Mit ihrer Klage begehrte die Klägerin die Feststellung der Nichtigkeit des Erbschaftsteuerbescheids wegen fehlerhafter Bekanntgabe, weil dieser Bescheid dem Testamentsvollstrecker hätte bekannt gegeben werden müssen. Dem folgte das FG nicht (FG Düsseldorf, Urteil vom 26.1.2011, 4 K 1956/10 Erb, Haufe-Index 2638290, EFG 2011, 1081).

 

Entscheidung

Die Revision der Klägerin hatte keinen Erfolg. Der BFH bejahte die Wirksamkeit der Bekanntgabe des Erbschaftsteuerbescheids an die Klägerin. Eine Bekanntgabe des Bescheids an den Testamentsvollstrecker sei nicht erforderlich gewesen, weil das FA diesen insoweit nicht zur Abgabe einer Erbschaftsteuererklärung aufgefordert hatte.

 

Hinweis

Hat ein Testamentsvollstrecker gem. § 31 Abs. 5 ErbStG eine Steuererklärung abzugeben, so ist ihm als Zugangsvertreter gem. § 32 Abs. 1 Satz 1 ErbStG auch der Steuerbescheid bekannt zu geben. Diese von § 122 Abs. 1 Satz 1 AO abweichende Regelung hat erhebliche Praxisbedeutung, weil der Bekanntgabe an den Testamentsvollstrecker Wirkung gegenüber dem Steuerschuldner zukommt.
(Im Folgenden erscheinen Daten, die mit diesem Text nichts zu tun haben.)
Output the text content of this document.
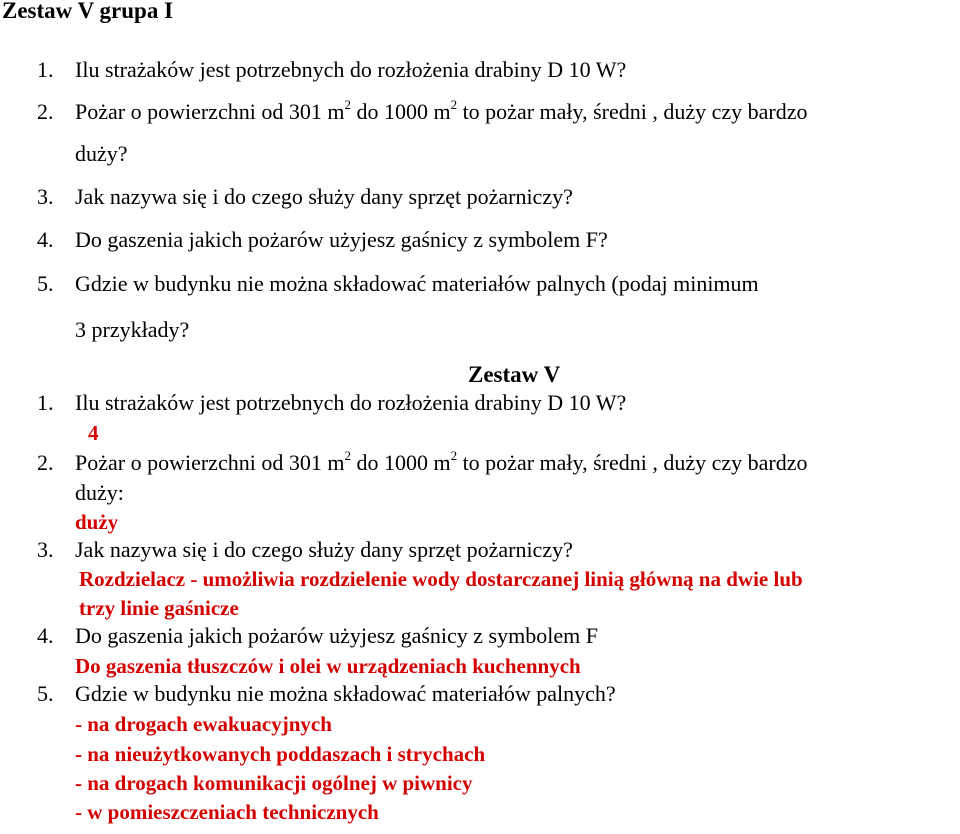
Zestaw V grupa I
1. Ilu strażaków jest potrzebnych do rozłożenia drabiny D 10 W?
2. Pożar o powierzchni od 301 $m^2$ do 1000 $m^2$ to pożar mały, średni , duży czy bardzo
duży?
3. Jak nazywa się i do czego służy dany sprzęt pożarniczy?
4. Do gaszenia jakich pożarów użyjesz gaśnicy z symbolem F?
5. Gdzie w budynku nie można składować materiałów palnych (podaj minimum
3 przykłady?
Zestaw V
1. Ilu strażaków jest potrzebnych do rozłożenia drabiny D 10 W?
4
2. Pożar o powierzchni od 301 $m^2$ do 1000 $m^2$ to pożar mały, średni , duży czy bardzo
duży:
duży
3. Jak nazywa się i do czego służy dany sprzęt pożarniczy?
Rozdzielacz - umożliwia rozdzielenie wody dostarczanej linią główną na dwie lub
trzy linie gaśnicze
4. Do gaszenia jakich pożarów użyjesz gaśnicy z symbolem F
Do gaszenia tłuszczów i olei w urządzeniach kuchennych
5. Gdzie w budynku nie można składować materiałów palnych?
- na drogach ewakuacyjnych
- na nieużytkowanych poddaszach i strychach
- na drogach komunikacji ogólnej w piwnicy
- w pomieszczeniach technicznych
Bislang bestanden gewisse Zweifel, unter welchen Voraussetzungen eine Steuererklärungspflicht des Testamentsvollstreckers nach § 31 Abs. 5 ErbStG besteht. Hier hat der BFH nunmehr in einigen Detailfragen Klarheit geschaffen.
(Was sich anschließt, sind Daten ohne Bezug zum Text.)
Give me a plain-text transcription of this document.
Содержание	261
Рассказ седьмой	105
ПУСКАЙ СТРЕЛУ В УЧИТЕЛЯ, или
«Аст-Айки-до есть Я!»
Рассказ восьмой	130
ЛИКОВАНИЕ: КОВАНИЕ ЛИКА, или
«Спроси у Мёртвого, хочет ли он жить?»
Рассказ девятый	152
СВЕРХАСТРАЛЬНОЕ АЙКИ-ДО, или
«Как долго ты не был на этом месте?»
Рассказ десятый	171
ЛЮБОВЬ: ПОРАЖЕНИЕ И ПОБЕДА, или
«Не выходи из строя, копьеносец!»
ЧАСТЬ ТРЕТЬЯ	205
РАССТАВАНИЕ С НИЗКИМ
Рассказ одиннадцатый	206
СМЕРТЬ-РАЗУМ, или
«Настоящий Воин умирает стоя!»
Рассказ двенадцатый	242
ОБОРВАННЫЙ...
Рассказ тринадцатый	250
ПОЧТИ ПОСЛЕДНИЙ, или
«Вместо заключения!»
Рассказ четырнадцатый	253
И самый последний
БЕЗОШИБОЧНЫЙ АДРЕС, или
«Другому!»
1.§ 31 Abs. 5 ErbStG begründet keine uneingeschränkte Erklärungspflicht des Testamentsvollstreckers. Dieser ist aufgrund seiner zivilrechtlichen Stellung nur zur Abgabe der Erbschaftsteuererklärung für einen Erwerber verpflichtet, wenn sich die Testamentsvollstreckung auf den Gegenstand des Erwerbs bezieht und das FA die Abgabe der Erklärung vom Testamentsvollstrecker verlangt.

Die Pflicht zur Abgabe der Steuererklärung erstreckt sich auf Erwerbe von Todes wegen durch Erben bzw. Vermächtnisnehmer, wenn die Testamentsvollstreckung hinsichtlich des Nachlasses bzw. des Vermächtnisses angeordnet wurde.
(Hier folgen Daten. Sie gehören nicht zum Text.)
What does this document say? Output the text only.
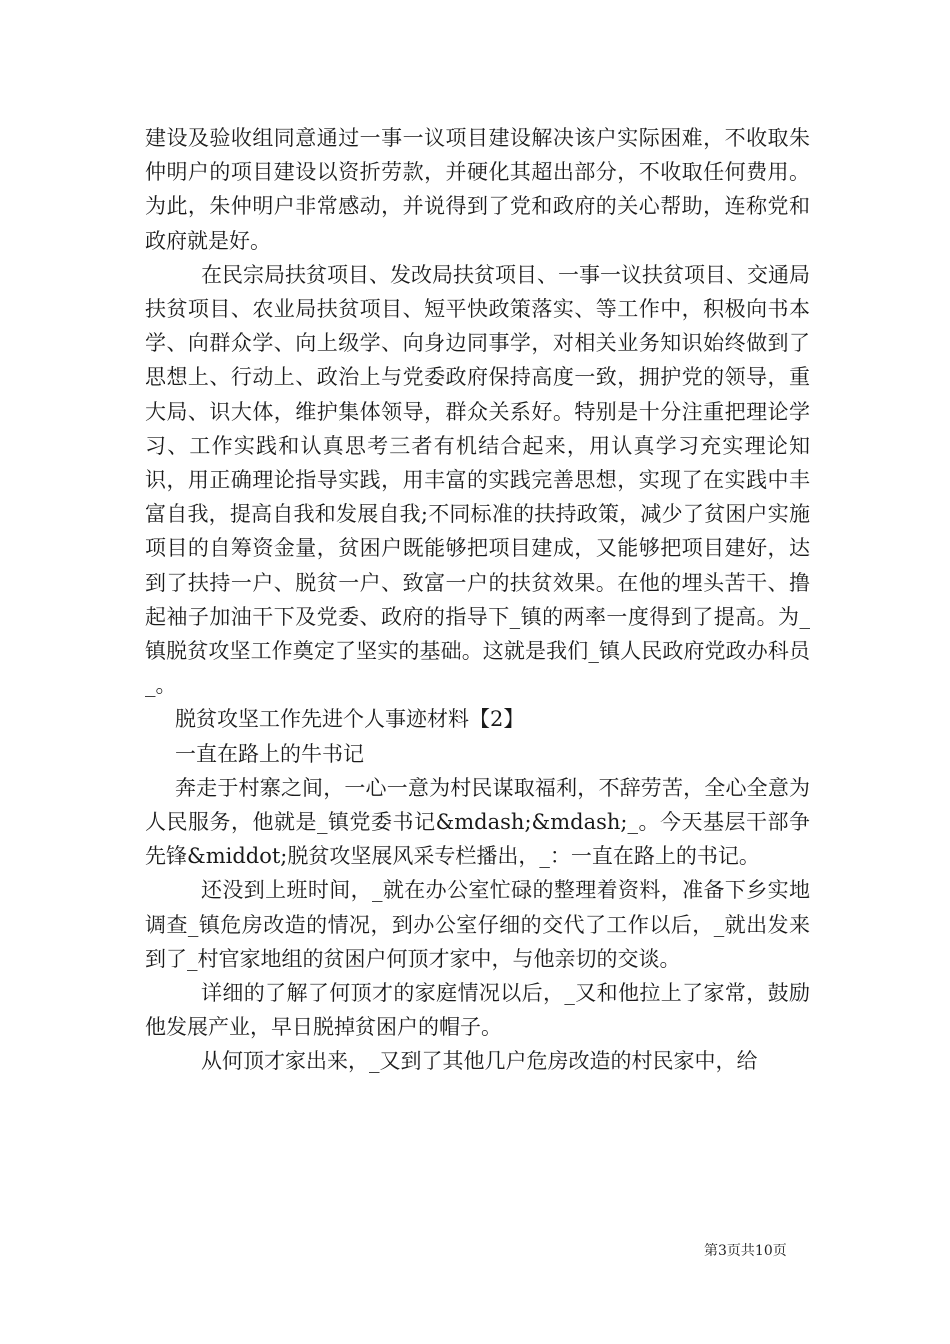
建设及验收组同意通过一事一议项目建设解决该户实际困难，不收取朱仲明户的项目建设以资折劳款，并硬化其超出部分，不收取任何费用。为此，朱仲明户非常感动，并说得到了党和政府的关心帮助，连称党和政府就是好。

在民宗局扶贫项目、发改局扶贫项目、一事一议扶贫项目、交通局扶贫项目、农业局扶贫项目、短平快政策落实、等工作中，积极向书本学、向群众学、向上级学、向身边同事学，对相关业务知识始终做到了思想上、行动上、政治上与党委政府保持高度一致，拥护党的领导，重大局、识大体，维护集体领导，群众关系好。特别是十分注重把理论学习、工作实践和认真思考三者有机结合起来，用认真学习充实理论知识，用正确理论指导实践，用丰富的实践完善思想，实现了在实践中丰富自我，提高自我和发展自我;不同标准的扶持政策，减少了贫困户实施项目的自筹资金量，贫困户既能够把项目建成，又能够把项目建好，达到了扶持一户、脱贫一户、致富一户的扶贫效果。在他的埋头苦干、撸起袖子加油干下及党委、政府的指导下_镇的两率一度得到了提高。为_镇脱贫攻坚工作奠定了坚实的基础。这就是我们_镇人民政府党政办科员_。

脱贫攻坚工作先进个人事迹材料【2】

一直在路上的牛书记

奔走于村寨之间，一心一意为村民谋取福利，不辞劳苦，全心全意为人民服务，他就是_镇党委书记&mdash;&mdash;_。今天基层干部争先锋&middot;脱贫攻坚展风采专栏播出，_：一直在路上的书记。

还没到上班时间，_就在办公室忙碌的整理着资料，准备下乡实地调查_镇危房改造的情况，到办公室仔细的交代了工作以后，_就出发来到了_村官家地组的贫困户何顶才家中，与他亲切的交谈。

详细的了解了何顶才的家庭情况以后，_又和他拉上了家常，鼓励他发展产业，早日脱掉贫困户的帽子。

从何顶才家出来，_又到了其他几户危房改造的村民家中，给

第3页共10页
2. In Bezug auf einen Vermächtnisnehmer tritt eine Steuererklärungspflicht des Testamentsvollstreckers jedoch nur ein, wenn der Testamentsvollstrecker über die bloße Erfüllung des Vermächtnisses hinaus weitere Befugnisse hinsichtlich des vermachten Gegenstands hat (z.B. bei Dauervollstreckung, § 2209 BGB). Der Aufgabenkreis des Testamentsvollstreckers umfasst grundsätzlich nicht die Regelung von (weiteren) Angelegenheiten der Personen (z.B. Vermächtnisnehmern), denen infolge des Erbfalls lediglich schuldrechtliche Ansprüche erbrechtlicher Natur gegenüber den Erben zustehen. Erstreckt sich aber der Aufgabenkreis des Testamentsvollstreckers auf die Verwaltung des vermachten Gegenstands nach Erfüllung des Vermächtnisses, kann der Testamentsvollstrecker auch zur Abgabe der Erbschaftsteuererklärung für den Vermächtnisnehmer aufgefordert werden.

3. Der BFH hat nunmehr ausdrücklich klargestellt, dass die Pflicht des Testamentsvollstreckers zur Abgabe der Steuererklärung erst mit der entsprechenden Aufforderung des FA entsteht. Damit werden Testamentsvollstrecker letztlich ebenso behandelt wie Erben; auch diese müssen erst aufgrund einer entsprechenden Aufforderung durch das FA eine Steuererklärung abgeben.